1: Levina, Anna, and Viola Priesemann. “Subsampling scaling.” Nature communications 8 (2017) 15140. https://www.nature.com/articles/ncomms15140

class netrd.dynamics.VoterModel[source]¶

Voter dynamics.

simulate(G, L, noise=None)[source]¶

Simulate voter-model-style dynamics on a network.

Nodes are randomly assigned a state in \(\{-1, 1\}\); at each time step all nodes asynchronously update by choosing their new state uniformly from their neighbors.

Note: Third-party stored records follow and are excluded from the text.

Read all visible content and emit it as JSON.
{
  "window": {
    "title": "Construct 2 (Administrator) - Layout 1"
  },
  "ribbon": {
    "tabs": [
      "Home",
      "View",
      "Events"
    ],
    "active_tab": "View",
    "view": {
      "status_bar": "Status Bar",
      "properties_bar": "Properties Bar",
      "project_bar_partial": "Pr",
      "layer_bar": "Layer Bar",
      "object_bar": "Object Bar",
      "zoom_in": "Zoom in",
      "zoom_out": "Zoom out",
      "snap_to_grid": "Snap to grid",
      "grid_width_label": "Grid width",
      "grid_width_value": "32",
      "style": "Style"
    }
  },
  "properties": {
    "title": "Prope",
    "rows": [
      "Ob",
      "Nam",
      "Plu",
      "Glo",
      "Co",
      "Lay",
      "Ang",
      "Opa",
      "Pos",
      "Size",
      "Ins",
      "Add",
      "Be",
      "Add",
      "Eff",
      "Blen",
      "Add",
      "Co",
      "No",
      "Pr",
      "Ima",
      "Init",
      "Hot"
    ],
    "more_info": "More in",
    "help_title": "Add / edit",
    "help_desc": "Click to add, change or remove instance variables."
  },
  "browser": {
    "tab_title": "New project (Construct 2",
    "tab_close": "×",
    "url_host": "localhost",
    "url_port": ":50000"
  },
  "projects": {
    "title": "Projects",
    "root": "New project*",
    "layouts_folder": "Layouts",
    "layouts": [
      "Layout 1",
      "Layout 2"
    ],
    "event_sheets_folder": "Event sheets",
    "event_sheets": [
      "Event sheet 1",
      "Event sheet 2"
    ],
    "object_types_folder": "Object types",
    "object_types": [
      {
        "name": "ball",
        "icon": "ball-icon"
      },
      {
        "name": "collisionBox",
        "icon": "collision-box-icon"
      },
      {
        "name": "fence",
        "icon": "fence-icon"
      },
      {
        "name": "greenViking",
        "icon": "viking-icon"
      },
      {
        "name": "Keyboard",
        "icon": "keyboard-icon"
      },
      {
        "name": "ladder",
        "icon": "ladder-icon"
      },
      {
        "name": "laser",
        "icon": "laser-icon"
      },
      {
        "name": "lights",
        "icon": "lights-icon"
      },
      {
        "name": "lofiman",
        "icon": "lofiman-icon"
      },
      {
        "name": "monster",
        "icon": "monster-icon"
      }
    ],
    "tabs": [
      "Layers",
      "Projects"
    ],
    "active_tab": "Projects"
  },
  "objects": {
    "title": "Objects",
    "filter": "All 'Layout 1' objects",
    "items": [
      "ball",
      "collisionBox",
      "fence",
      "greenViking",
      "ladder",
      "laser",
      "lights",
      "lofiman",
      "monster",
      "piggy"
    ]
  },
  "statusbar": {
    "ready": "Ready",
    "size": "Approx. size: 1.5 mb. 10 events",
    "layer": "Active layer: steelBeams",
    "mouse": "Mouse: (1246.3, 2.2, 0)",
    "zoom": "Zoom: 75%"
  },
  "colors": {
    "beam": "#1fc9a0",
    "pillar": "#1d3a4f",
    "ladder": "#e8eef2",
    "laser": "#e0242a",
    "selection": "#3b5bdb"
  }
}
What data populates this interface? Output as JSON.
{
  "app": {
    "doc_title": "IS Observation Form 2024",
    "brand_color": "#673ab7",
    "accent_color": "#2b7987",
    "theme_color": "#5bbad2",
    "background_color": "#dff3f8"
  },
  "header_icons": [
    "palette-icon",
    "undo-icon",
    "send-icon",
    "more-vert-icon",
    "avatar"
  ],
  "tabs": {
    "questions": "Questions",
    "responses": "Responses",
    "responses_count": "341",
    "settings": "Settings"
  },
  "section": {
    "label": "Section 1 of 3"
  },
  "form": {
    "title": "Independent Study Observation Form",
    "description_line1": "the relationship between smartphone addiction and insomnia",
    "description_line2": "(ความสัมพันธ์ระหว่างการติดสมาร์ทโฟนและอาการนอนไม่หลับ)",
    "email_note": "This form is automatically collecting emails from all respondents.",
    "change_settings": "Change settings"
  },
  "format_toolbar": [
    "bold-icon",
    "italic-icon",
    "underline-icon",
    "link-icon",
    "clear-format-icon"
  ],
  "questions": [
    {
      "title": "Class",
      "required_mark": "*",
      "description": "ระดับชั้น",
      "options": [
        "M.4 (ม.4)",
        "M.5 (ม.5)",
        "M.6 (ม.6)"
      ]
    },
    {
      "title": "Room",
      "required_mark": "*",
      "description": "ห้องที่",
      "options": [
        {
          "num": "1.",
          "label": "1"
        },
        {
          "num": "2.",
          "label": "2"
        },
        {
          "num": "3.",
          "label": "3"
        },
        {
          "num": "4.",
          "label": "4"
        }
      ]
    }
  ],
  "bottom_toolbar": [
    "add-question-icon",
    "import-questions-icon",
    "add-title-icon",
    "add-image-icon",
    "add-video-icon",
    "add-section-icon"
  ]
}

Generates an \(N \times L\) time series.

The results dictionary also stores the ground truth network as ‘ground_truth’.

Parameters

G (nx.Graph): the input (ground-truth) graph with N nodes.
L (int): the length of the desired time series.
noise (float, str or None): if noise is present, with this probability a node’s state will be randomly redrawn from \(\{-1, 1\}\) independent of its neighbors’ states. If ‘automatic’, set noise to \(1/N\).

Returns

TS (np.ndarray): an \(N \times L\) array of synthetic time series data.

class netrd.dynamics.SISModel[source]¶

Susceptible-Infected-Susceptible dynamical process.

simulate(G, L, num_seeds=1, beta=None, mu=None)[source]¶

Simulate SIS model dynamics on a network.

The results dictionary also stores the ground truth network as ‘ground_truth’.

Parameters

G (nx.Graph): the input (ground-truth) graph with \(N\) nodes.
L (int): the length of the desired time series.
num_seeds (int): the number of initially infected nodes.
beta (float): the infection rate for the SIS process.
mu (float): the recovery rate for the SIS process.

Returns

TS (np.ndarray): an \(N \times L\) array of synthetic time series data.